Channels such as online grocery and discounters are projected to capture above-average growth, while categories like fresh, healthy, functional, and convenience foods are poised to become key growth pockets. Private labels, which already account for 39.1% of grocery sales in Europe, are expected to climb further to between 40 and 42% by 2030.
McKinsey’s consumer surveys reveal that 84% of shoppers will continue buying private labels even if their purchasing power improves, with 81% rating their quality as comparable or superior to branded products. Retailers who build private brands with distinct category-specific identities stand to gain significant competitive advantage. Health and nutrition trends are also reshaping consumer behavior.

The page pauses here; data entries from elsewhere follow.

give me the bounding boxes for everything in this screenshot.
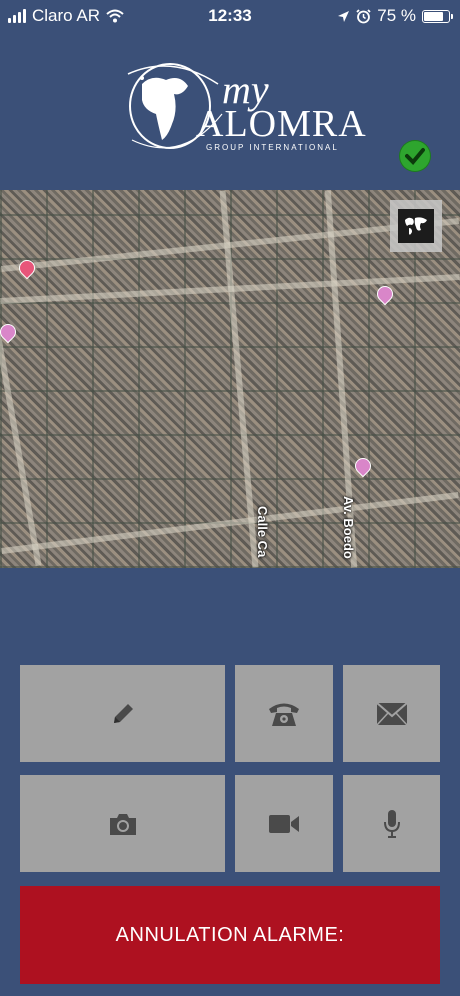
status-right: 75 % <box>337 6 453 26</box>
write-button[interactable] <box>20 665 225 762</box>
map-pin[interactable] <box>15 256 39 280</box>
street-label: Av. Boedo <box>341 496 356 559</box>
app-logo: my ALOMRA GROUP INTERNATIONAL <box>122 44 366 172</box>
video-button[interactable] <box>235 775 333 872</box>
email-button[interactable] <box>343 665 440 762</box>
photo-button[interactable] <box>20 775 225 872</box>
camera-icon <box>109 813 136 835</box>
call-button[interactable] <box>235 665 333 762</box>
map-road <box>1 491 459 555</box>
video-camera-icon <box>269 814 299 833</box>
logo-brand-text: ALOMRA <box>196 103 367 145</box>
pencil-icon <box>113 703 133 723</box>
microphone-icon <box>383 809 400 838</box>
status-bar: Claro AR 12:33 75 % <box>0 0 460 32</box>
map-pin[interactable] <box>373 282 397 306</box>
battery-icon <box>422 9 453 23</box>
telephone-icon <box>269 703 299 726</box>
map-pin[interactable] <box>351 454 375 478</box>
street-label: Calle Ca <box>255 506 270 558</box>
world-map-icon <box>398 209 434 243</box>
location-arrow-icon <box>338 10 350 22</box>
envelope-icon <box>375 701 408 726</box>
cancel-alarm-button[interactable]: ANNULATION ALARME: <box>20 886 440 984</box>
logo-subtitle: GROUP INTERNATIONAL <box>206 143 339 152</box>
battery-percent: 75 % <box>377 6 416 25</box>
check-circle-icon <box>400 141 430 171</box>
map-type-toggle-button[interactable] <box>390 200 442 252</box>
map-pin[interactable] <box>0 320 20 344</box>
alarm-clock-icon <box>356 8 371 23</box>
audio-button[interactable] <box>343 775 440 872</box>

McKinsey’s 2025 survey shows a two-percentage-point rise in net intent to buy more fresh, high-quality products, with Gen Z leading this shift. About 45% of Gen Z shoppers prioritize healthy nutrition, seven percentage points higher than in 2024, and one in three is willing to pay a premium for healthier options. By contrast, baby boomers focus more on reducing salt and processed foods, reflecting different generational priorities.
At the same time, the rise of the so-called no-cooking generation creates new dynamics. Foodservice has been growing faster than grocery, with turnover increasing 4.4% annually between 2023 and 2024, compared to 2.8% for modern grocery.
Ready-to-eat and ready-to-heat meals are gaining popularity, with 54% of consumers buying them at least monthly. Gen Z and millennials are the main drivers of this trend: 77% of Gen Z and 72% of millennials purchase food-to-go every month, and 42% of Gen Z buy ready-to-eat meals weekly.